最近の飲食や睡眠、体調の変化、過去の病歴、不特定の性行為の有無まで、タブレットを使って細かく入力する。
献血後に配られた注意チラシにも「6ヶ月以内の不特定の性的接触(同性も含む)」「薬物」「エイズ陽性」などの確認項目がしっかり書かれていて、輸血される側としては本当に大事な情報なんだと改めて感じた。

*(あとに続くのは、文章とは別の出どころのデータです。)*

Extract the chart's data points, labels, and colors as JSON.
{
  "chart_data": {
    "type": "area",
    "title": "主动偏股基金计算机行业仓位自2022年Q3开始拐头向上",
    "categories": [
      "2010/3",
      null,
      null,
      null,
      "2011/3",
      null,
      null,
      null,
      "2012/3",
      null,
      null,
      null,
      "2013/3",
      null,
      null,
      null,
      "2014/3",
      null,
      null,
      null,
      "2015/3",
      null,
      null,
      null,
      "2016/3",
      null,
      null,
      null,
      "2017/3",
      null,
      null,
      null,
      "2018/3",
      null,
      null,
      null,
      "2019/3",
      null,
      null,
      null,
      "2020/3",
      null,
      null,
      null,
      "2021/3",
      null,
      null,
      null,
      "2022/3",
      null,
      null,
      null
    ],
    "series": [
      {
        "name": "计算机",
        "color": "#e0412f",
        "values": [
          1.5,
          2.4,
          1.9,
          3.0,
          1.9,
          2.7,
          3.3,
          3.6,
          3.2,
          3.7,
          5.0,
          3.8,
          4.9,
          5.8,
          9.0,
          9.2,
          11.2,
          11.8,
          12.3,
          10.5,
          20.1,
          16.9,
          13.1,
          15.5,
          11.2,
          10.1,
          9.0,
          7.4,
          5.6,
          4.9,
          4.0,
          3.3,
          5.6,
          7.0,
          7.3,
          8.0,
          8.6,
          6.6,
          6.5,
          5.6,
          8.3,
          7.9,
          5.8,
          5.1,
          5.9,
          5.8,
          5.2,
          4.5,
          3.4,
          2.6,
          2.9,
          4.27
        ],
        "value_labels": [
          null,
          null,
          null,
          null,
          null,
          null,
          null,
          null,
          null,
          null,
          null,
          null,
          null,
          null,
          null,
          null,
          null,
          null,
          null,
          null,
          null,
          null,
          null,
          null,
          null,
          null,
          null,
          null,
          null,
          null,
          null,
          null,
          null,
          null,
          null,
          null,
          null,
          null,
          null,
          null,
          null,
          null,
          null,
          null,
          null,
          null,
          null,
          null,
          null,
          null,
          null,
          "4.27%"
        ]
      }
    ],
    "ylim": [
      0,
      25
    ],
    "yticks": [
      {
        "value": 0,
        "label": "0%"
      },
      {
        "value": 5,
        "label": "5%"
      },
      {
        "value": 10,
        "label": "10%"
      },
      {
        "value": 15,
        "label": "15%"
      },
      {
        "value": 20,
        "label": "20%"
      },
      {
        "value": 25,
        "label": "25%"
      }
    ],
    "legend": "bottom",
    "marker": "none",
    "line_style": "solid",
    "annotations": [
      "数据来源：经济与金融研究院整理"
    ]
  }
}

検査では血圧測定と、指先を“ぱちん”と刺して血液濃度のチェック。
献血前には脱水予防としてコップ2杯以上の水分を必ず摂るように言われる。
センター内の自販機はフリードリンクで、飲み放題。
さらに普段朝食を抜いている私は、「お菓子を2個以上食べてください」とスタッフさんに言われた。もちろんこれも食べ放題。
もしかしたら、この“飲み食べ放題”を目当てに来ている人もいるのかもしれない。
今日は400mlの全血献血。
200mlの献血や、必要な成分だけ抜いて血を戻す「成分献血」もあるらしいけれど、手術などで必要とされる量を考えると、全血の需要が大きいそうだ。
採血室に入ると、10台ほどの献血台が並んでいた。
満席というほどではなく、人はまばら。
改めて思うけれど、普通の日常生活の中で“献血に行こう”とわざわざ思う人は多くないのかもしれない。私もその少数派の一人なんだろう。
注意事項を確認して献血スタート。
400mlはだいたい15分ほど。
その間、失神防止の「レッグクロス体操」をし続ける。
足を組んで太ももをギュッと締め、お尻とお腹に力を入れ、つま先を伸ばす。
5カウントで力を入れて、5カウント脱力。
これを左右1セットずつ、終わるまでずっと繰り返す。
「本当に効果あるのかな?」と思いながらも、倒れて救急車呼びたくはないので大人しく従う。
献血が終わったあとは、10分以上の安静時間。
車で来ていたので念のため30分ほどゆっくり過ごし、自由に飲み物を飲みながら過ごした。
終わった後の体調は特に変わらず、一安心。
ふと気になって自分の血液量を調べてみた。
体重の約8%が循環血液量らしく、
70kgなら約5.6L、60kgなら4.8L、50kgなら4.0L。
400mlというと、50kgの人だと約10%にあたる。急速に20%を失うとショック状態に、30%を失うと命の危険があるとか。
そう考えるとなかなかの量だ。
しかも、献血で失われた赤血球量が元に戻るには約1ヶ月かかるらしい。
回復を助けるには、水分補給、鉄分の多い食事、そして数日は高負荷トレーニングを控えることが大切とのこと。
今日の献血をきっかけに、半年に一度くらいのペースで定期的に続けてみるのもいいなと思った。
理由はいつも“なんとなく”でも、誰かの役に立つならそれで十分だ。